Along with blood and serum samples, swabs should be taken from the nasal, oral, and rectal areas for complete testing. The hendra virus is fatal to over half of the humans who contract it, so blood tests that are being run should be subject to the highest level of caution, using biosecurity level 4 conditions to prevent the spread of the virus from horse to humans.

Treatment of Hendra Virus Infection in Horses

Equines who are in the early stages of the disorder may gain some protection from the ravages of the virus from supportive therapies: IV fluids could be given to prevent dehydration or imbalances in blood sugar and electrolytes, anti-inflammatories may be offered to both reduce inflammation and help to manage pain, and oxygen may be administered if the animal is having trouble breathing. Although treatment after infection may improve mortality, the sad truth is that this disease is fatal in approximately 75% of horses that contract it, and somewhere around half of the humans who are infected also succumb.

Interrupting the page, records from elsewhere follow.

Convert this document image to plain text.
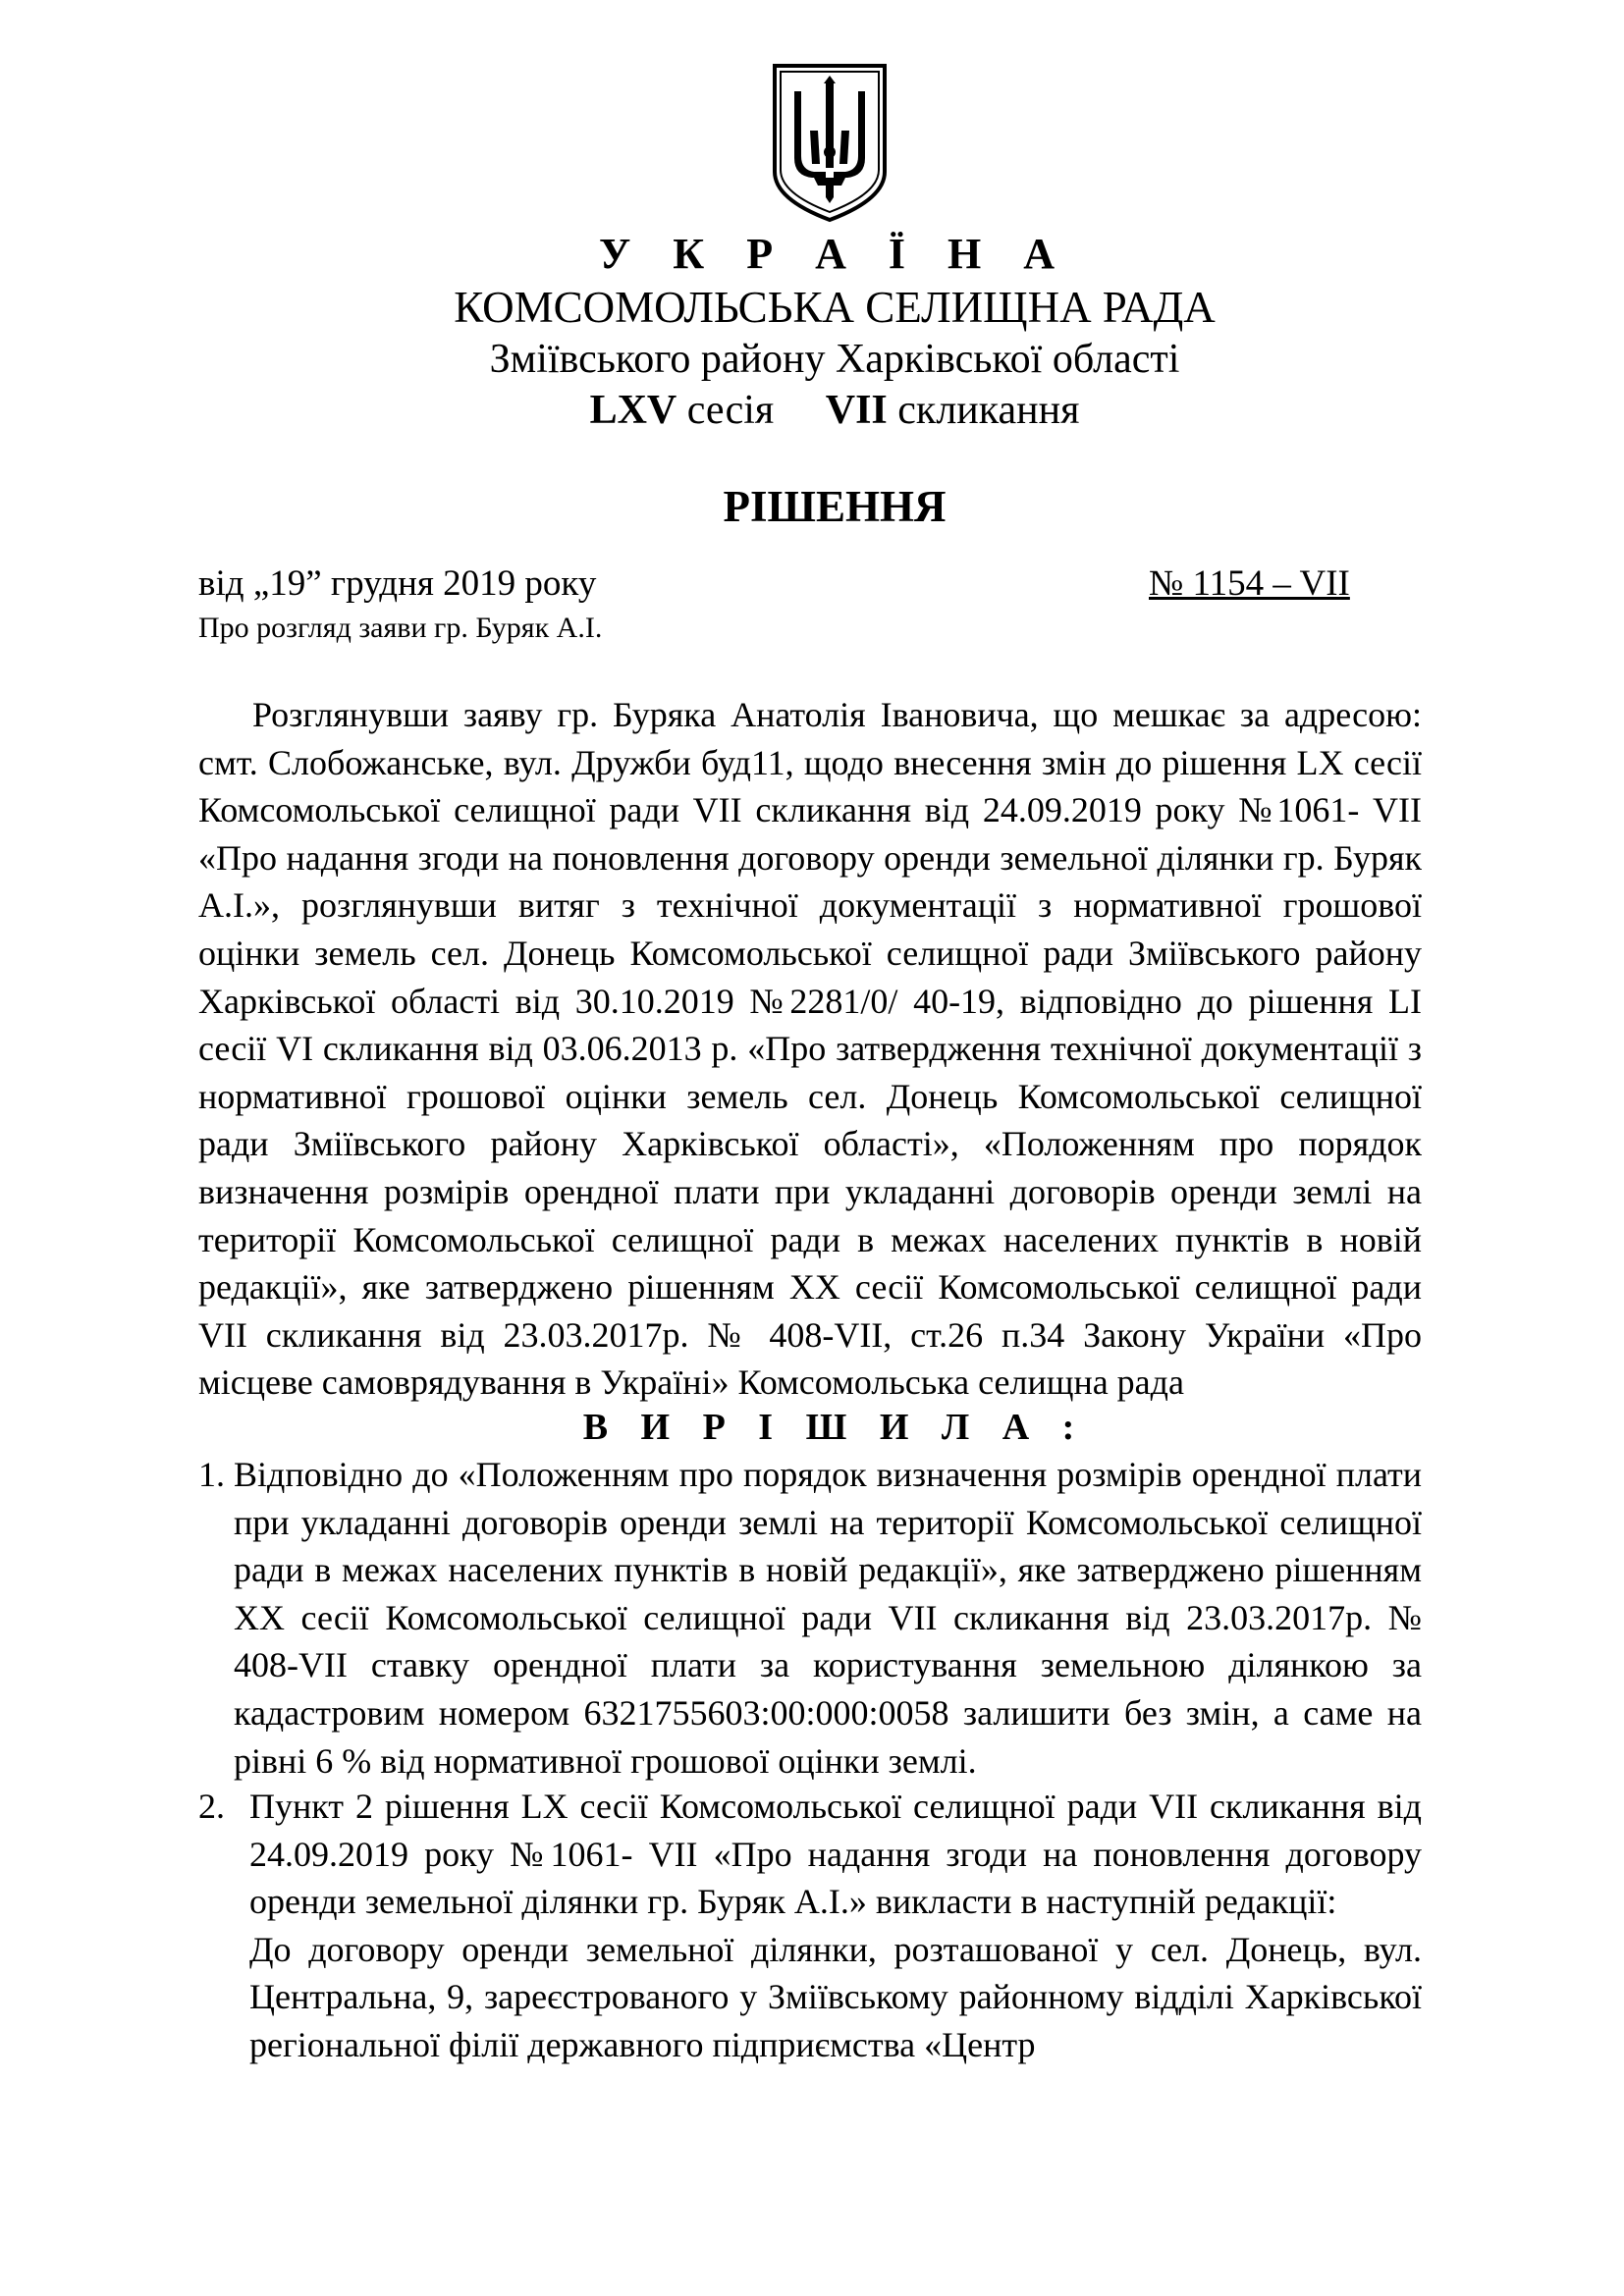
У К Р А Ї Н А
КОМСОМОЛЬСЬКА СЕЛИЩНА РАДА
Зміївського району Харківської області
LXV сесія VII скликання
РІШЕННЯ
від „19” грудня 2019 року	№ 1154 – VII
Про розгляд заяви гр. Буряк А.І.
Розглянувши заяву гр. Буряка Анатолія Івановича, що мешкає за адресою: смт. Слобожанське, вул. Дружби буд11, щодо внесення змін до рішення LX сесії Комсомольської селищної ради VII скликання від 24.09.2019 року №1061- VII «Про надання згоди на поновлення договору оренди земельної ділянки гр. Буряк А.І.», розглянувши витяг з технічної документації з нормативної грошової оцінки земель сел. Донець Комсомольської селищної ради Зміївського району Харківської області від 30.10.2019 №2281/0/ 40-19, відповідно до рішення LI сесії VI скликання від 03.06.2013 р. «Про затвердження технічної документації з нормативної грошової оцінки земель сел. Донець Комсомольської селищної ради Зміївського району Харківської області», «Положенням про порядок визначення розмірів орендної плати при укладанні договорів оренди землі на території Комсомольської селищної ради в межах населених пунктів в новій редакції», яке затверджено рішенням XX сесії Комсомольської селищної ради VII скликання від 23.03.2017р. № 408-VII, ст.26 п.34 Закону України «Про місцеве самоврядування в Україні» Комсомольська селищна рада
В И Р І Ш И Л А :
1. Відповідно до «Положенням про порядок визначення розмірів орендної плати при укладанні договорів оренди землі на території Комсомольської селищної ради в межах населених пунктів в новій редакції», яке затверджено рішенням XX сесії Комсомольської селищної ради VII скликання від 23.03.2017р. № 408-VII ставку орендної плати за користування земельною ділянкою за кадастровим номером 6321755603:00:000:0058 залишити без змін, а саме на рівні 6 % від нормативної грошової оцінки землі.
2. Пункт 2 рішення LX сесії Комсомольської селищної ради VII скликання від 24.09.2019 року №1061- VII «Про надання згоди на поновлення договору оренди земельної ділянки гр. Буряк А.І.» викласти в наступній редакції:
До договору оренди земельної ділянки, розташованої у сел. Донець, вул. Центральна, 9, зареєстрованого у Зміївському районному відділі Харківської регіональної філії державного підприємства «Центр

Although no vaccines have yet been created for human use, in November of 2012 an effective equine vaccine was developed and by 2014 over 100,000 horses had been inoculated against the disease. The best method for dealing with this virus is to vaccinate your horses against it if you live in an area near where outbreaks have occurred. This both protects the horse from ever contracting the disease in the first place, which prevents the spread to human hosts as well.

Recovery of Hendra Virus Infection in Horses

Fortunately, this disease is only spread by contact with fluids from an infected or recently dead victim of the virus, so there are steps that can be taken to prevent the virus from spreading to either humans or other horses. It is important to quarantine the horse from other horses, and the minimum number of caregivers required for treatment should be employed to avoid the risk of multiple exposures. Protective gear, such as rubber gloves, rubber boots, and a respirator and face mask, should be utilized both when treating a living patient or when performing a necropsy on a horse that has a known or suspected infection.